Speech processing with VoiceXML

VoiceXML is the most common language for over-the-phone speech applications. It is a standard XML format for specifying interactive voice dialogs between a human and a computer that feature synthesized speech, digitized audio, recognition of spoken and DTMF key input, recording of spoken input, telephony, and mixed-initiative conversations. VoiceXML for voice applications is analogous to HTML for visual applications. Just as HTML documents are interpreted by a visual web browser, VoiceXML documents are interpreted by a voice browser.

Nuance does not dictate how to create and translate VoiceXML documents. Instead, the voice browser expects well-formed documents that use Nuance features:

  • VoiceXML documents to be well-formed. The application development environment must create documents that conform to the specification.
  • Nuance-specific configurations and capabilities to be made available to applications. Nuance products have more features than the basics covered by the VoiceXML specification.

Voice applications use VoiceXML elements, properties, and attributes to identify data to be fetched.
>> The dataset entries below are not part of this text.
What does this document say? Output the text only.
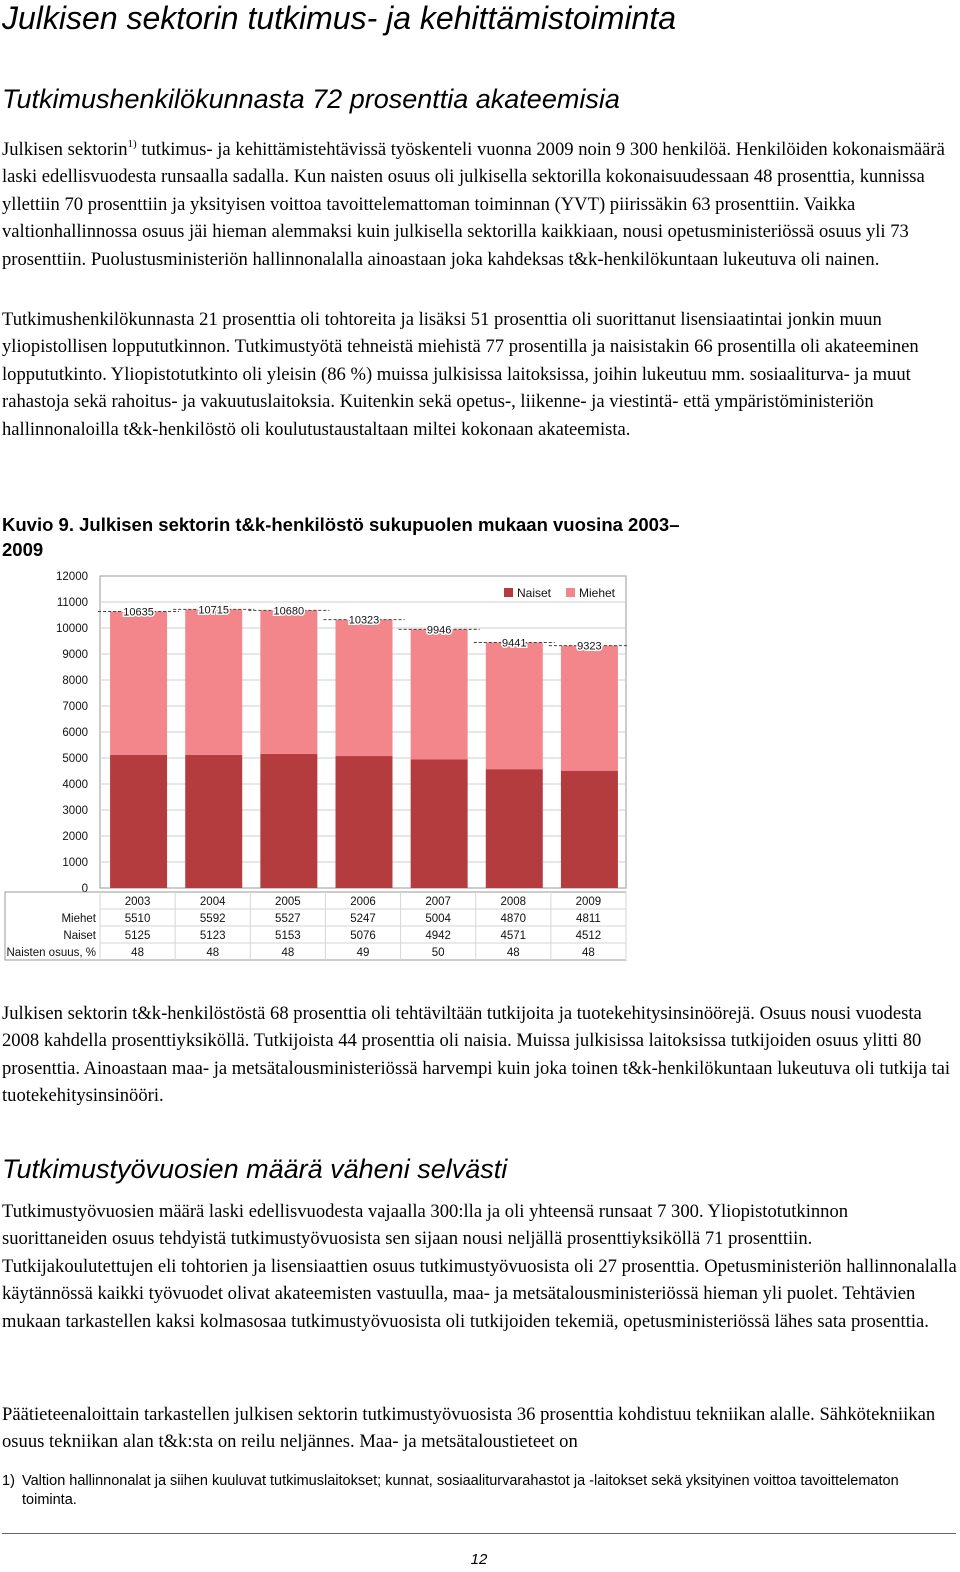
Julkisen sektorin tutkimus- ja kehittämistoiminta
Tutkimushenkilökunnasta 72 prosenttia akateemisia

Julkisen sektorin$^{1)}$ tutkimus- ja kehittämistehtävissä työskenteli vuonna 2009 noin 9 300 henkilöä. Henkilöiden kokonaismäärä laski edellisvuodesta runsaalla sadalla. Kun naisten osuus oli julkisella sektorilla kokonaisuudessaan 48 prosenttia, kunnissa yllettiin 70 prosenttiin ja yksityisen voittoa tavoittelemattoman toiminnan (YVT) piirissäkin 63 prosenttiin. Vaikka valtionhallinnossa osuus jäi hieman alemmaksi kuin julkisella sektorilla kaikkiaan, nousi opetusministeriössä osuus yli 73 prosenttiin. Puolustusministeriön hallinnonalalla ainoastaan joka kahdeksas t&k-henkilökuntaan lukeutuva oli nainen.

Tutkimushenkilökunnasta 21 prosenttia oli tohtoreita ja lisäksi 51 prosenttia oli suorittanut lisensiaatintai jonkin muun yliopistollisen loppututkinnon. Tutkimustyötä tehneistä miehistä 77 prosentilla ja naisistakin 66 prosentilla oli akateeminen loppututkinto. Yliopistotutkinto oli yleisin (86 %) muissa julkisissa laitoksissa, joihin lukeutuu mm. sosiaaliturva- ja muut rahastoja sekä rahoitus- ja vakuutuslaitoksia. Kuitenkin sekä opetus-, liikenne- ja viestintä- että ympäristöministeriön hallinnonaloilla t&k-henkilöstö oli koulutustaustaltaan miltei kokonaan akateemista.

Kuvio 9. Julkisen sektorin t&k-henkilöstö sukupuolen mukaan vuosina 2003–2009

0
1000
2000
3000
4000
5000
6000
7000
8000
9000
10000
11000
12000
10635	10715	10680
10323
9946
9441	9323
Naiset Miehet
2003	2004	2005	2006	2007	2008	2009
Miehet	5510	5592	5527	5247	5004	4870	4811
Naiset	5125	5123	5153	5076	4942	4571	4512
Naisten osuus, %	48	48	48	49	50	48	48

Julkisen sektorin t&k-henkilöstöstä 68 prosenttia oli tehtäviltään tutkijoita ja tuotekehitysinsinöörejä. Osuus nousi vuodesta 2008 kahdella prosenttiyksiköllä. Tutkijoista 44 prosenttia oli naisia. Muissa julkisissa laitoksissa tutkijoiden osuus ylitti 80 prosenttia. Ainoastaan maa- ja metsätalousministeriössä harvempi kuin joka toinen t&k-henkilökuntaan lukeutuva oli tutkija tai tuotekehitysinsinööri.

Tutkimustyövuosien määrä väheni selvästi

Tutkimustyövuosien määrä laski edellisvuodesta vajaalla 300:lla ja oli yhteensä runsaat 7 300. Yliopistotutkinnon suorittaneiden osuus tehdyistä tutkimustyövuosista sen sijaan nousi neljällä prosenttiyksiköllä 71 prosenttiin. Tutkijakoulutettujen eli tohtorien ja lisensiaattien osuus tutkimustyövuosista oli 27 prosenttia. Opetusministeriön hallinnonalalla käytännössä kaikki työvuodet olivat akateemisten vastuulla, maa- ja metsätalousministeriössä hieman yli puolet. Tehtävien mukaan tarkastellen kaksi kolmasosaa tutkimustyövuosista oli tutkijoiden tekemiä, opetusministeriössä lähes sata prosenttia.

Päätieteenaloittain tarkastellen julkisen sektorin tutkimustyövuosista 36 prosenttia kohdistuu tekniikan alalle. Sähkötekniikan osuus tekniikan alan t&k:sta on reilu neljännes. Maa- ja metsätaloustieteet on

1) Valtion hallinnonalat ja siihen kuuluvat tutkimuslaitokset; kunnat, sosiaaliturvarahastot ja -laitokset sekä yksityinen voittoa tavoittelematon toiminta.

12
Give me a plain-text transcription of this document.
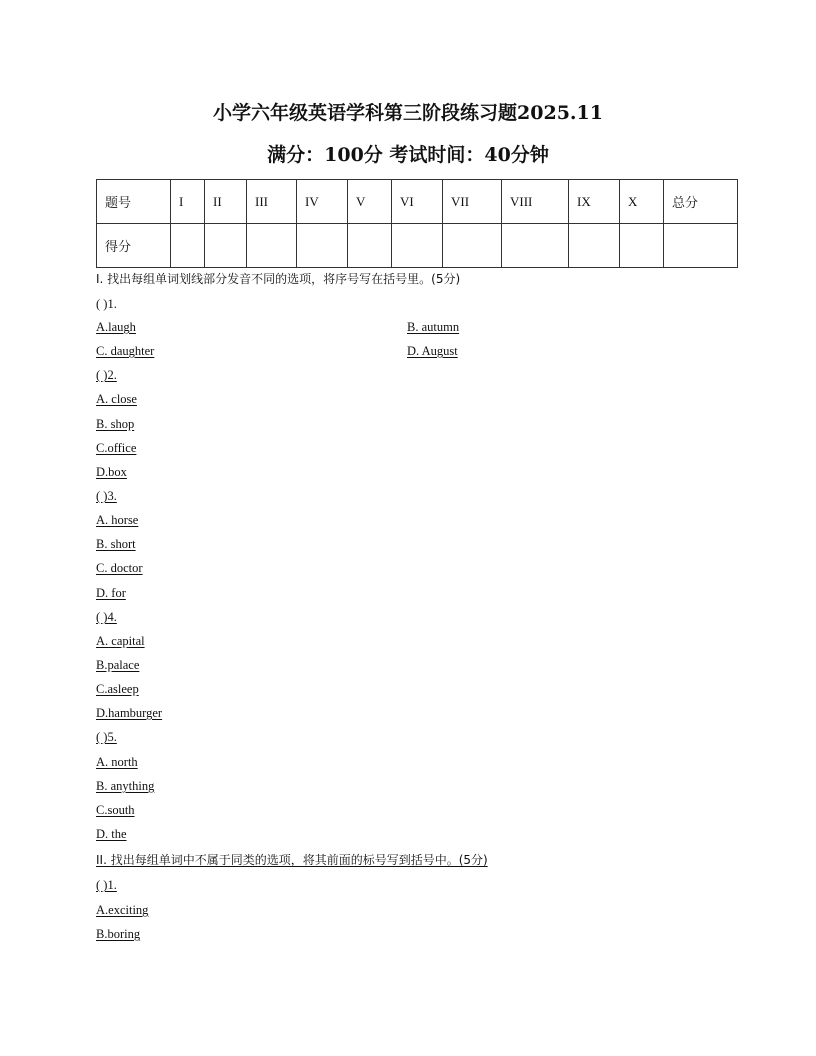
小学六年级英语学科第三阶段练习题2025.11
满分：100分 考试时间：40分钟
题号	I	II	III	IV	V	VI	VII	VIII	IX	X	总分
得分											
I. 找出每组单词划线部分发音不同的选项，将序号写在括号里。(5分)
( )1.
A.laugh	B. autumn
C. daughter	D. August
( )2.
A. close
B. shop
C.office
D.box
( )3.
A. horse
B. short
C. doctor
D. for
( )4.
A. capital
B.palace
C.asleep
D.hamburger
( )5.
A. north
B. anything
C.south
D. the
II. 找出每组单词中不属于同类的选项，将其前面的标号写到括号中。(5分)
( )1.
A.exciting
B.boring
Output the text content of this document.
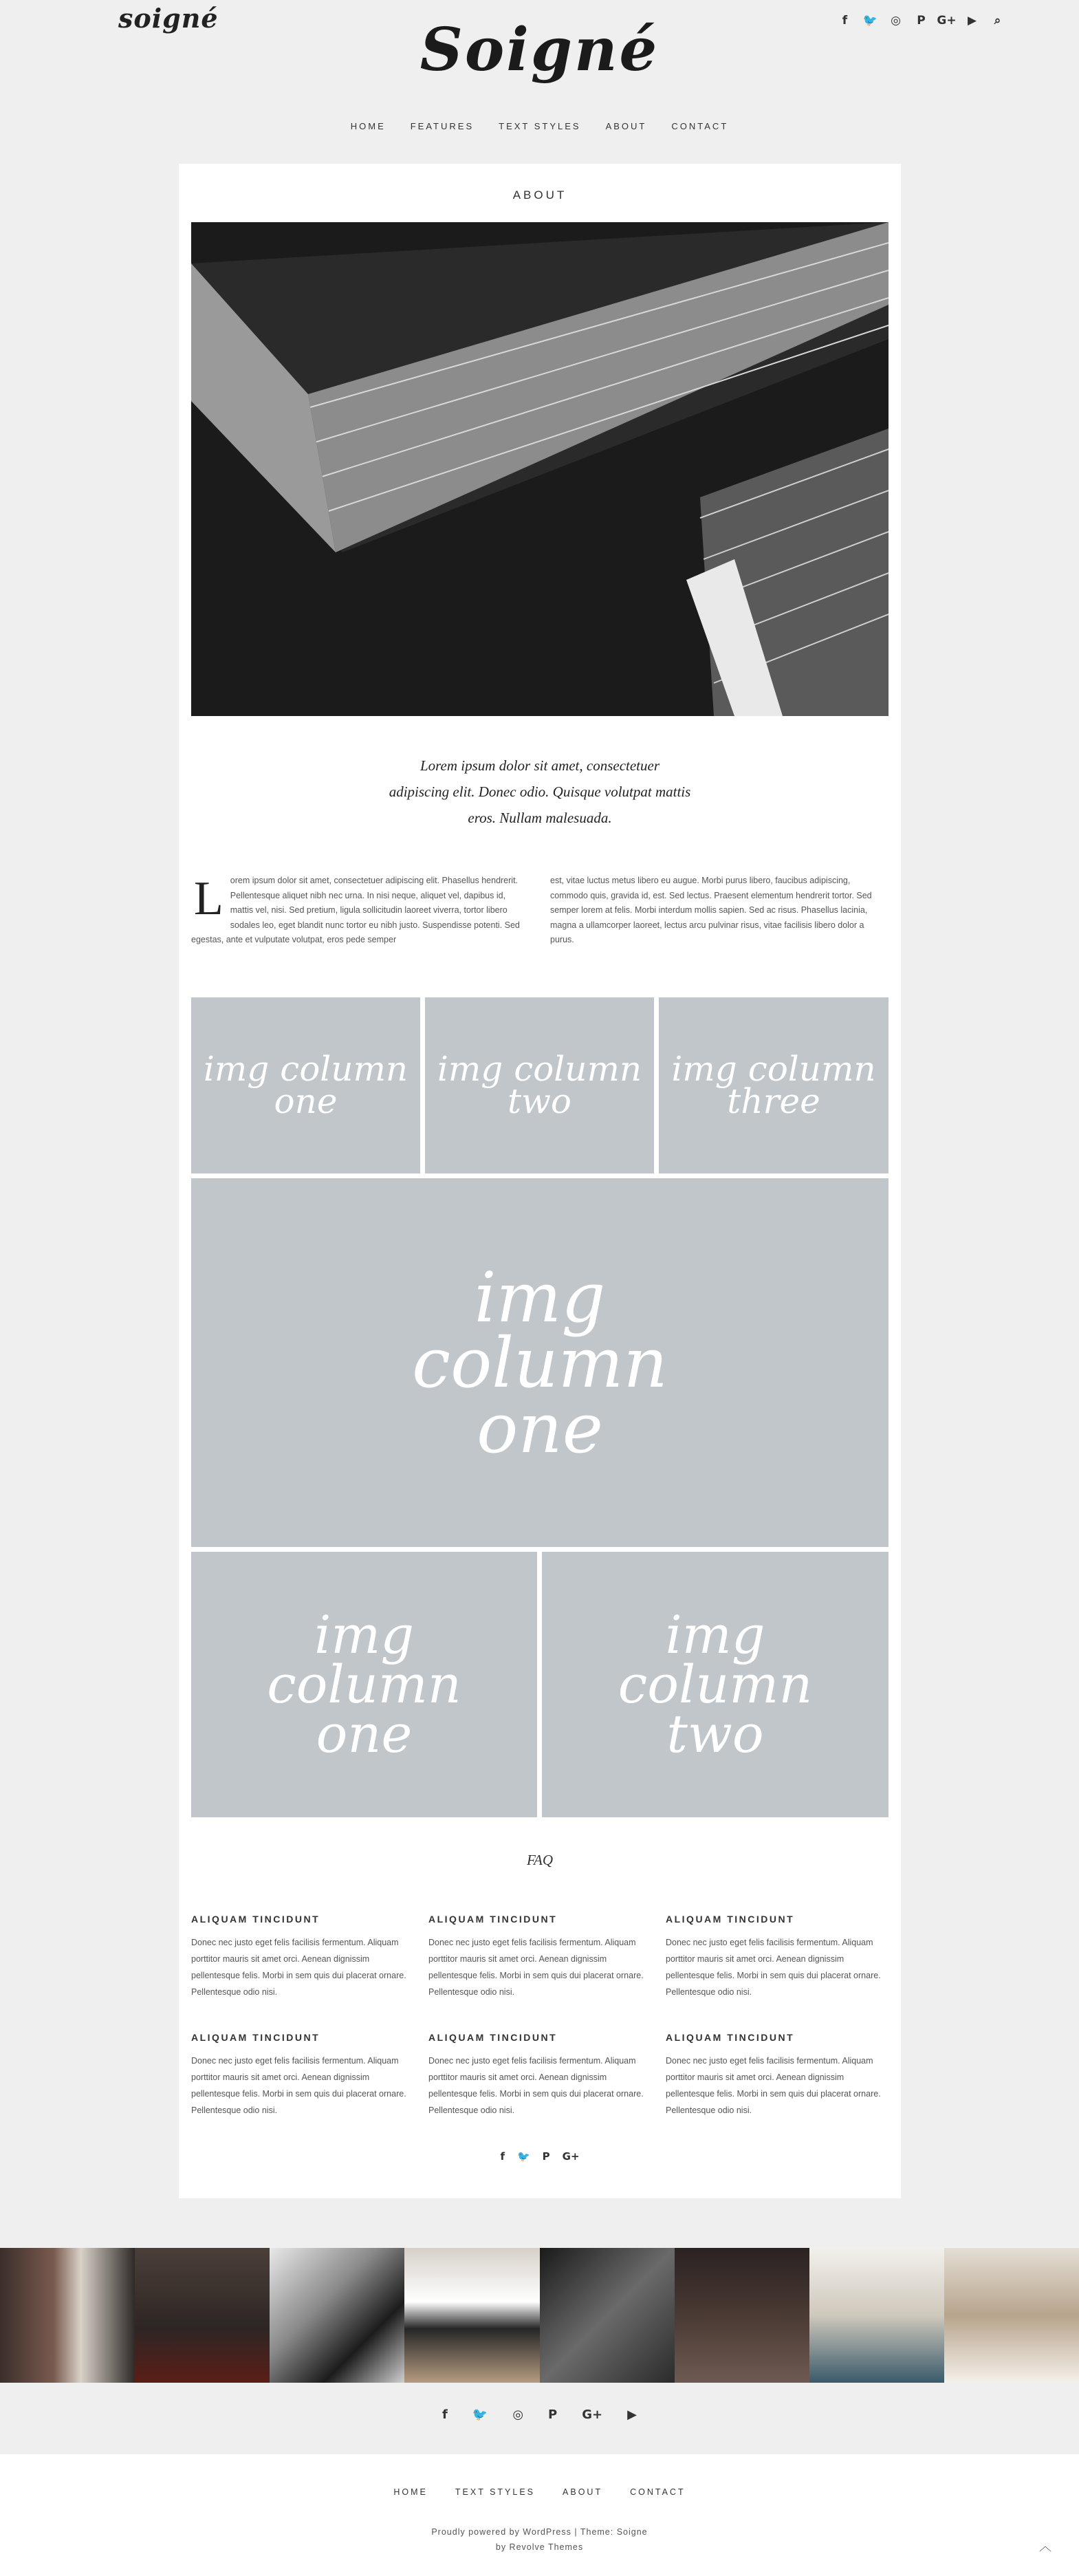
soigné	Soigné	f	🐦	◎	P G+ ▶	⌕
HOME	FEATURES	TEXT STYLES	ABOUT	CONTACT
ABOUT
Lorem ipsum dolor sit amet, consectetuer adipiscing elit. Donec odio. Quisque volutpat mattis eros. Nullam malesuada.
Lorem ipsum dolor sit amet, consectetuer adipiscing elit. Phasellus hendrerit. Pellentesque aliquet nibh nec urna. In nisi neque, aliquet vel, dapibus id, mattis vel, nisi. Sed pretium, ligula sollicitudin laoreet viverra, tortor libero sodales leo, eget blandit nunc tortor eu nibh justo. Suspendisse potenti. Sed egestas, ante et vulputate volutpat, eros pede semper
est, vitae luctus metus libero eu augue. Morbi purus libero, faucibus adipiscing, commodo quis, gravida id, est. Sed lectus. Praesent elementum hendrerit tortor. Sed semper lorem at felis. Morbi interdum mollis sapien. Sed ac risus. Phasellus lacinia, magna a ullamcorper laoreet, lectus arcu pulvinar risus, vitae facilisis libero dolor a purus.
img column one
img column two
img column three
img column one
img column one
img column two
FAQ
ALIQUAM TINCIDUNT

Donec nec justo eget felis facilisis fermentum. Aliquam porttitor mauris sit amet orci. Aenean dignissim pellentesque felis. Morbi in sem quis dui placerat ornare. Pellentesque odio nisi.

ALIQUAM TINCIDUNT

Donec nec justo eget felis facilisis fermentum. Aliquam porttitor mauris sit amet orci. Aenean dignissim pellentesque felis. Morbi in sem quis dui placerat ornare. Pellentesque odio nisi.

ALIQUAM TINCIDUNT

Donec nec justo eget felis facilisis fermentum. Aliquam porttitor mauris sit amet orci. Aenean dignissim pellentesque felis. Morbi in sem quis dui placerat ornare. Pellentesque odio nisi.

ALIQUAM TINCIDUNT

Donec nec justo eget felis facilisis fermentum. Aliquam porttitor mauris sit amet orci. Aenean dignissim pellentesque felis. Morbi in sem quis dui placerat ornare. Pellentesque odio nisi.

ALIQUAM TINCIDUNT

Donec nec justo eget felis facilisis fermentum. Aliquam porttitor mauris sit amet orci. Aenean dignissim pellentesque felis. Morbi in sem quis dui placerat ornare. Pellentesque odio nisi.

ALIQUAM TINCIDUNT

Donec nec justo eget felis facilisis fermentum. Aliquam porttitor mauris sit amet orci. Aenean dignissim pellentesque felis. Morbi in sem quis dui placerat ornare. Pellentesque odio nisi.

f 🐦 P G+
f 🐦 ◎ P G+ ▶
HOME	TEXT STYLES	ABOUT	CONTACT
Proudly powered by WordPress | Theme: Soigne
by Revolve Themes	︿
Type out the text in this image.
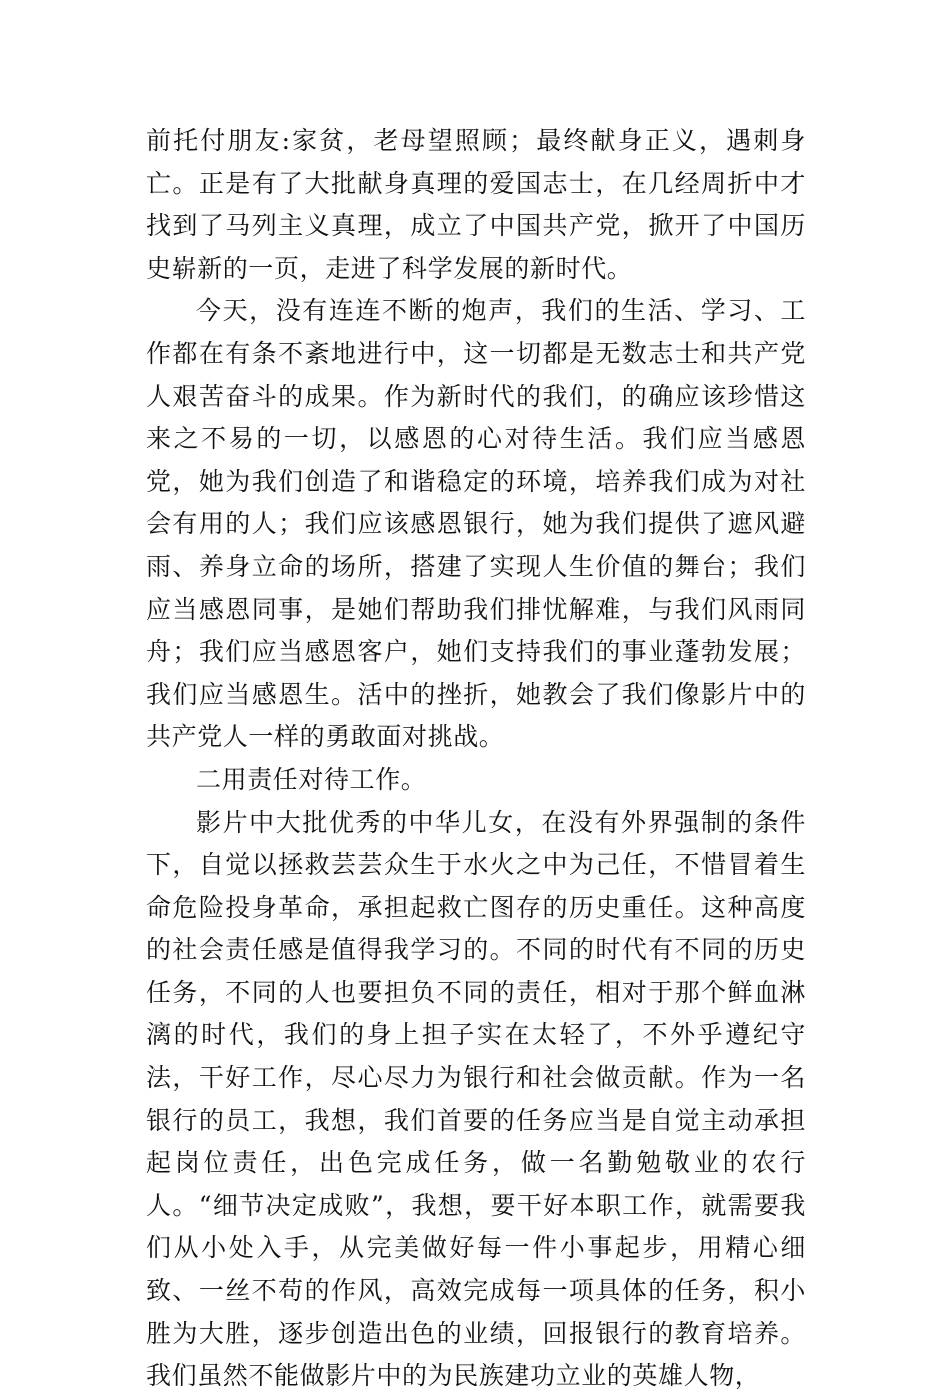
前托付朋友:家贫，老母望照顾；最终献身正义，遇刺身亡。正是有了大批献身真理的爱国志士，在几经周折中才找到了马列主义真理，成立了中国共产党，掀开了中国历史崭新的一页，走进了科学发展的新时代。

今天，没有连连不断的炮声，我们的生活、学习、工作都在有条不紊地进行中，这一切都是无数志士和共产党人艰苦奋斗的成果。作为新时代的我们，的确应该珍惜这来之不易的一切，以感恩的心对待生活。我们应当感恩党，她为我们创造了和谐稳定的环境，培养我们成为对社会有用的人；我们应该感恩银行，她为我们提供了遮风避雨、养身立命的场所，搭建了实现人生价值的舞台；我们应当感恩同事，是她们帮助我们排忧解难，与我们风雨同舟；我们应当感恩客户，她们支持我们的事业蓬勃发展；我们应当感恩生。活中的挫折，她教会了我们像影片中的共产党人一样的勇敢面对挑战。

二用责任对待工作。

影片中大批优秀的中华儿女，在没有外界强制的条件下，自觉以拯救芸芸众生于水火之中为己任，不惜冒着生命危险投身革命，承担起救亡图存的历史重任。这种高度的社会责任感是值得我学习的。不同的时代有不同的历史任务，不同的人也要担负不同的责任，相对于那个鲜血淋漓的时代，我们的身上担子实在太轻了，不外乎遵纪守法，干好工作，尽心尽力为银行和社会做贡献。作为一名银行的员工，我想，我们首要的任务应当是自觉主动承担起岗位责任，出色完成任务，做一名勤勉敬业的农行人。“细节决定成败”，我想，要干好本职工作，就需要我们从小处入手，从完美做好每一件小事起步，用精心细致、一丝不苟的作风，高效完成每一项具体的任务，积小胜为大胜，逐步创造出色的业绩，回报银行的教育培养。我们虽然不能做影片中的为民族建功立业的英雄人物，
The voice platform converts those parameters into MRCP messages, and forwards them to the Nuance Speech Server.

Speech Server, in turn, accesses speech recognition, meaning extraction, and/or prompt production from Nuance speech software: for example, to fetch additional resources such as grammars, language and semantic models, and possibly recognition tuning data (lexicons) from a web server, and to fetch recorded prompts and TTS tuning data (dictionaries and so on).

This architecture has a number of advantages: scalability, fault tolerance, manageability, and so on. In addition, the use of MRCP and Speech Server gives applications access to Nuance speech recognition and text-to-speech features that are not available in other systems.